After walking Front Street for a time, and feeling strangely out of place, I
saw Caleb surrounded by three young men I didn't recognize. They were taunting
him with various slurs about his color and I heard one of them tell him that:
"Even if the slaves have been freed, you darkies still should know your
place!" Had I a musket; I would have killed the miserable lout on the
spot. But, lacking a musket, I pushed my way through the bullies and stood
beside Caleb. "Leave before you get hurt," I said, looking the
largest of the three in the eye. The calm of the battlefield came over me. It
was an odd sort calm that first found me in my third battle. Fear and
apprehension vanished. They were replaced by cold calculation and a
well-moderated range. It was the way I felt before I killed.

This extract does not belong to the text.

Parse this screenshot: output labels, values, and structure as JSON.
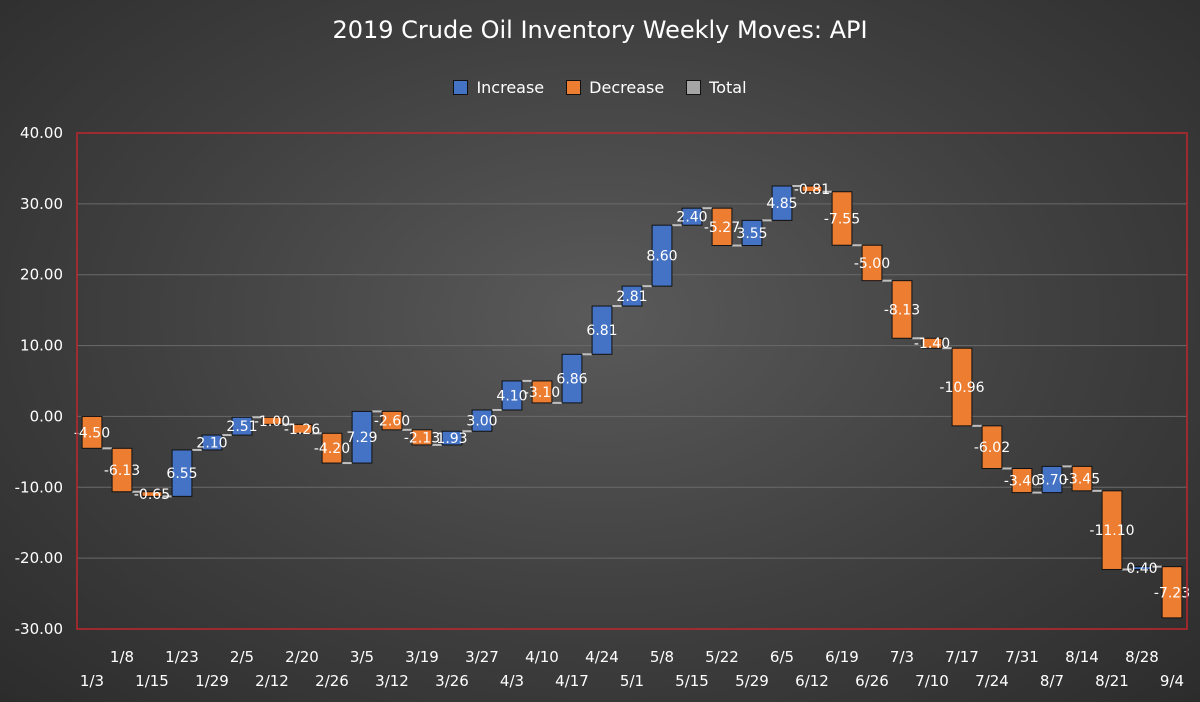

I had seen this type of spineless bully before. Having avoided fighting on
either side in the war, where an opponent might offer resistance, they
contented themselves on causing misery to those who could not, or would not,
resist. I was prepared to do battle on Caleb's behalf, but took no action to
provoke the bullies. I had faced some of the bravest fighting-men in the world
while fighting the Confederacy, and these three cowards did not impress me. I
stood my ground and, as I knew they would, they lost what little heart they may
have had and skulked away.
Caleb wouldn't look at me. I don't know weather it was out of shame because he
hadn't fought the bullies, or if he was simply overcome by fear, but he would
not meet my gaze. It was at that moment when I felt a deep sense of
hopelessness. The death and pain of the war seemed, at that moment, to have
been for naught. Caleb, who was a free man, and who was like a brother to me,
was still enslaved by fear. He wore no chains and he never had, but as he stood
in front of me that day, I could see chains upon him. I knew then that no
earthly force; no bayonet, no mini-ball, no cannon or saber had freed, or could
free, anyone of any color from bondage. Freedom is a thing of the mind, heart,
and soul. The war was an unfortunate but necessary first step, but I realized
then that I, and people like myself, still had much work to do before no black
person, white person or person of any race was chained by fear. The guns are
silent, the dead buried, and blood washed away, but the struggle against fear
would continue, perhaps for eternity.